The rise in dollar was a result of perceived strength of the US economy. However as soon as the dollar started rising, equities started to sell-off. The selling took the ES (S&P Futures) from a high of 957.50 down to a low of 933.25. After some more ups and downs, the equity markets finished almost flat with a slight negative bias. Unlike last week there were no fireworks into the close, with the market staying in a narrow range in the final hour, a rare occurrence. Interest rates moved up across the curve, with the biggest changes in the shorter duration (1 to 2 years) leading to a less steep yield curve from the historic highs reached earlier this week.
Commodities performed reasonably well given the backdrop of the rising dollar today. Traders are now pricing in inflation and economic growth and not just a weak dollar in their analysis. Oil hit the $70 mark in early trading before pulling back to close with a slight loss.
A Closer Look at Economic Data
The surprise drop in the number of jobs lost, had a few dark clouds hovering over it.

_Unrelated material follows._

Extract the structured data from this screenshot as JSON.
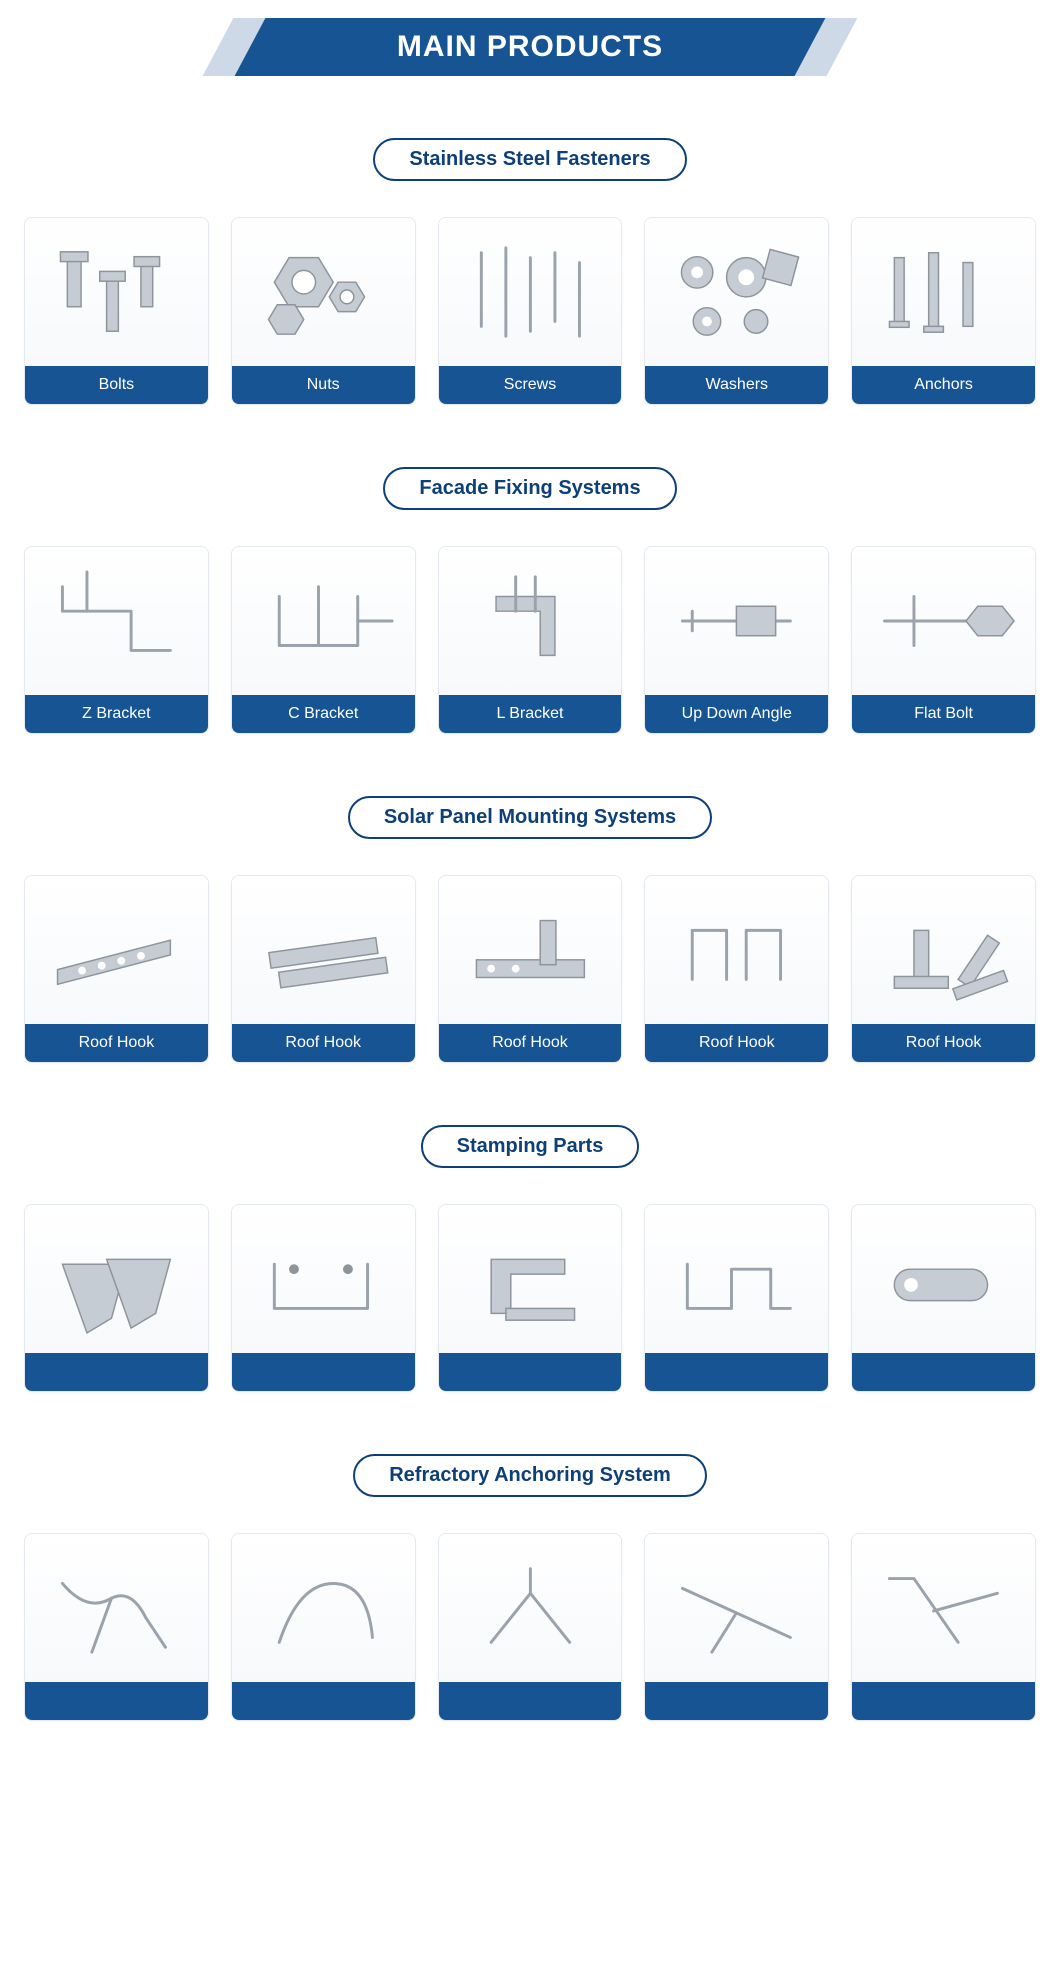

The hours worked dropped to a level which would have corresponded to another 350K jobs lost. The unemployment rate (U3) rose to a record high of 9.4% as more workers, especially recent graduates from schools and colleges joined the workforce. A measure of true employment which accounts for all under-employed workers, U6, reached a high of 16.4%; this rate was at 9.4%, a year ago.
The retail sales data earlier this week was weak as expected. What also surprised on the negative side was the much sharper than expected drop in Consumer Credit of 15.7B compared to the consensus of -7B.

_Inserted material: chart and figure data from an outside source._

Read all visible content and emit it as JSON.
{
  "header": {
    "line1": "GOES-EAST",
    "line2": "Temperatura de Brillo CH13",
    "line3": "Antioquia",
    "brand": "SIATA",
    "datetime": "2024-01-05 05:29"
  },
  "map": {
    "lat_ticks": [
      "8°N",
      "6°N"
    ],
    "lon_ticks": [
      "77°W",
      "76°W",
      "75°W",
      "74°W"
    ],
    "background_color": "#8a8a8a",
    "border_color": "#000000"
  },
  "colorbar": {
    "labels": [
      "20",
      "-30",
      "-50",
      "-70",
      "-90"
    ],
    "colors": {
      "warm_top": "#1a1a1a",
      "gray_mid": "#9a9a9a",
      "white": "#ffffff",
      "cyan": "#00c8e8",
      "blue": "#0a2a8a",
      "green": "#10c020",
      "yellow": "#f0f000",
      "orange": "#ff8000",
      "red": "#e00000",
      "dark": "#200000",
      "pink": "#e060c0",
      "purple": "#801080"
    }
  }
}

Corporate Earnings and the Bottoming Economy
There is no doubt that the free-fall in economic activity has been controlled and the economy has likely reached the bottom or close to a bottom. However, what the new normal will be like is not clear.
In spite of hectic activity in the distressed homes market, organic sales of non-distressed properties are very week. The rise in long term interest rates is likely to hinder this market even further. Home prices may not free-fall too much further, but the activity in the non-distressed sector is likely to remain depressed for a significant time to come. Home sales trigger a lot of consumer spending and that component of consumer spending is going to be missing from the economy, apart from depressed construction activity.

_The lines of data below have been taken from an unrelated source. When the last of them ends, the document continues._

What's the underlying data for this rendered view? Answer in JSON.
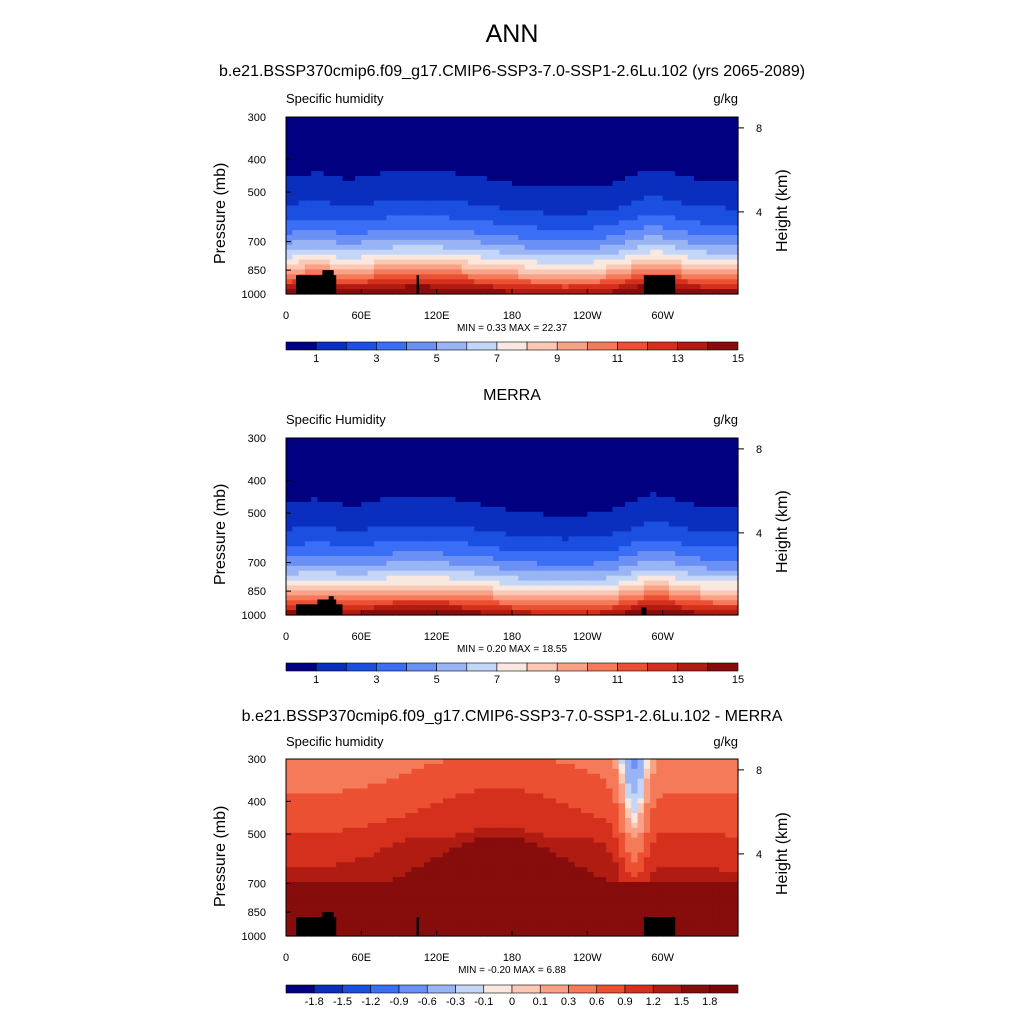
{
  "title": "ANN",
  "chart_data": [
    {
      "type": "heatmap",
      "plot_title": "b.e21.BSSP370cmip6.f09_g17.CMIP6-SSP3-7.0-SSP1-2.6Lu.102 (yrs 2065-2089)",
      "variable_label": "Specific humidity",
      "units": "g/kg",
      "ylabel": "Pressure (mb)",
      "ylabel_right": "Height (km)",
      "x_ticks": [
        "0",
        "60E",
        "120E",
        "180",
        "120W",
        "60W"
      ],
      "x_tick_lon": [
        0,
        60,
        120,
        180,
        240,
        300
      ],
      "xlim": [
        0,
        360
      ],
      "y_ticks": [
        "300",
        "400",
        "500",
        "700",
        "850",
        "1000"
      ],
      "y_tick_values": [
        300,
        400,
        500,
        700,
        850,
        1000
      ],
      "ylim": [
        1000,
        300
      ],
      "right_ticks": [
        "8",
        "4"
      ],
      "right_tick_km": [
        8,
        4
      ],
      "stats": "MIN =   0.33  MAX =  22.37",
      "colorbar_labels": [
        "1",
        "3",
        "5",
        "7",
        "9",
        "11",
        "13",
        "15"
      ],
      "colorbar_levels": [
        0,
        1,
        2,
        3,
        4,
        5,
        6,
        7,
        8,
        9,
        10,
        11,
        12,
        13,
        14,
        15,
        16
      ],
      "colors": [
        "#000080",
        "#0a2fbf",
        "#1a4fe0",
        "#3a6ef5",
        "#6a90f5",
        "#99b4f5",
        "#c4d6f7",
        "#f9e8e0",
        "#fbc8b4",
        "#f9a287",
        "#f47a5a",
        "#ec5032",
        "#d5301d",
        "#b01c12",
        "#870c0c"
      ],
      "field": "model",
      "min": 0.33,
      "max": 22.37
    },
    {
      "type": "heatmap",
      "plot_title": "MERRA",
      "variable_label": "Specific Humidity",
      "units": "g/kg",
      "ylabel": "Pressure (mb)",
      "ylabel_right": "Height (km)",
      "x_ticks": [
        "0",
        "60E",
        "120E",
        "180",
        "120W",
        "60W"
      ],
      "x_tick_lon": [
        0,
        60,
        120,
        180,
        240,
        300
      ],
      "xlim": [
        0,
        360
      ],
      "y_ticks": [
        "300",
        "400",
        "500",
        "700",
        "850",
        "1000"
      ],
      "y_tick_values": [
        300,
        400,
        500,
        700,
        850,
        1000
      ],
      "ylim": [
        1000,
        300
      ],
      "right_ticks": [
        "8",
        "4"
      ],
      "right_tick_km": [
        8,
        4
      ],
      "stats": "MIN =   0.20  MAX =  18.55",
      "colorbar_labels": [
        "1",
        "3",
        "5",
        "7",
        "9",
        "11",
        "13",
        "15"
      ],
      "colorbar_levels": [
        0,
        1,
        2,
        3,
        4,
        5,
        6,
        7,
        8,
        9,
        10,
        11,
        12,
        13,
        14,
        15,
        16
      ],
      "colors": [
        "#000080",
        "#0a2fbf",
        "#1a4fe0",
        "#3a6ef5",
        "#6a90f5",
        "#99b4f5",
        "#c4d6f7",
        "#f9e8e0",
        "#fbc8b4",
        "#f9a287",
        "#f47a5a",
        "#ec5032",
        "#d5301d",
        "#b01c12",
        "#870c0c"
      ],
      "field": "obs",
      "min": 0.2,
      "max": 18.55
    },
    {
      "type": "heatmap",
      "plot_title": "b.e21.BSSP370cmip6.f09_g17.CMIP6-SSP3-7.0-SSP1-2.6Lu.102 - MERRA",
      "variable_label": "Specific humidity",
      "units": "g/kg",
      "ylabel": "Pressure (mb)",
      "ylabel_right": "Height (km)",
      "x_ticks": [
        "0",
        "60E",
        "120E",
        "180",
        "120W",
        "60W"
      ],
      "x_tick_lon": [
        0,
        60,
        120,
        180,
        240,
        300
      ],
      "xlim": [
        0,
        360
      ],
      "y_ticks": [
        "300",
        "400",
        "500",
        "700",
        "850",
        "1000"
      ],
      "y_tick_values": [
        300,
        400,
        500,
        700,
        850,
        1000
      ],
      "ylim": [
        1000,
        300
      ],
      "right_ticks": [
        "8",
        "4"
      ],
      "right_tick_km": [
        8,
        4
      ],
      "stats": "MIN =  -0.20  MAX =   6.88",
      "colorbar_labels": [
        "-1.8",
        "-1.5",
        "-1.2",
        "-0.9",
        "-0.6",
        "-0.3",
        "-0.1",
        "0",
        "0.1",
        "0.3",
        "0.6",
        "0.9",
        "1.2",
        "1.5",
        "1.8"
      ],
      "colorbar_levels": [
        -1.8,
        -1.5,
        -1.2,
        -0.9,
        -0.6,
        -0.3,
        -0.1,
        0,
        0.1,
        0.3,
        0.6,
        0.9,
        1.2,
        1.5,
        1.8
      ],
      "colors": [
        "#000080",
        "#0a2fbf",
        "#1a4fe0",
        "#3a6ef5",
        "#6a90f5",
        "#99b4f5",
        "#c4d6f7",
        "#f9e8e0",
        "#fbc8b4",
        "#f9a287",
        "#f47a5a",
        "#ec5032",
        "#d5301d",
        "#b01c12",
        "#870c0c",
        "#7a0606"
      ],
      "field": "diff",
      "min": -0.2,
      "max": 6.88
    }
  ]
}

Consumer spending will continue to remain constrained due to higher unemployment, lower credit availability and a greater propensity to save. This is likely to limit the upside to the profitability of companies which are dependent on US consumers. Though earnings estimates are likely to go up as analysts' optimism catches up with green-shoots, the ability of companies to continue growing their earnings is going to be limited for quite some time to come.
Lack of Conviction Shows up in a Trigger Happy Market
The price action Friday showed how the equity markets lack conviction. The shock of the headline number of the NFP report sent the futures soaring, only for them to come down to earth as the rest of the report was digested. Such choppy volatile action is an indication of an uncertain market where participants lack conviction.
However, demand for equities will continue to be high purely from technical reasons. There are a lot of fund managers who are underinvested in equities and with the end of the quarter approaching in a few weeks, not many can afford to remain in cash as equity indices continue to outperform cash.
It is very likely that the market may continue to go higher but there risk of a major disappointment will grow as time passes, and the green shoots do not grow into strong trees. Art Cashin, the director of floor operations for UBS and a CNBC commentator said that another 1000 up move in the Dow will send him to the bomb-shelters.
I expect the dollar to strengthen further next week as the anti-dollar trade unwinds. Unless the correlation between the dollar and equity prices reduces, equities are likely to be under pressure. On a technical basis, the SPX price action Friday corresponded to Trader Vic’s 2B Rule, which would also suggest that a pullback is likely. How long the pullback will last before the bulls rush is a different question all together. Treasuries are likely to be under pressure as more supply comes to the market and the perception of an improving economy increases risk appetite.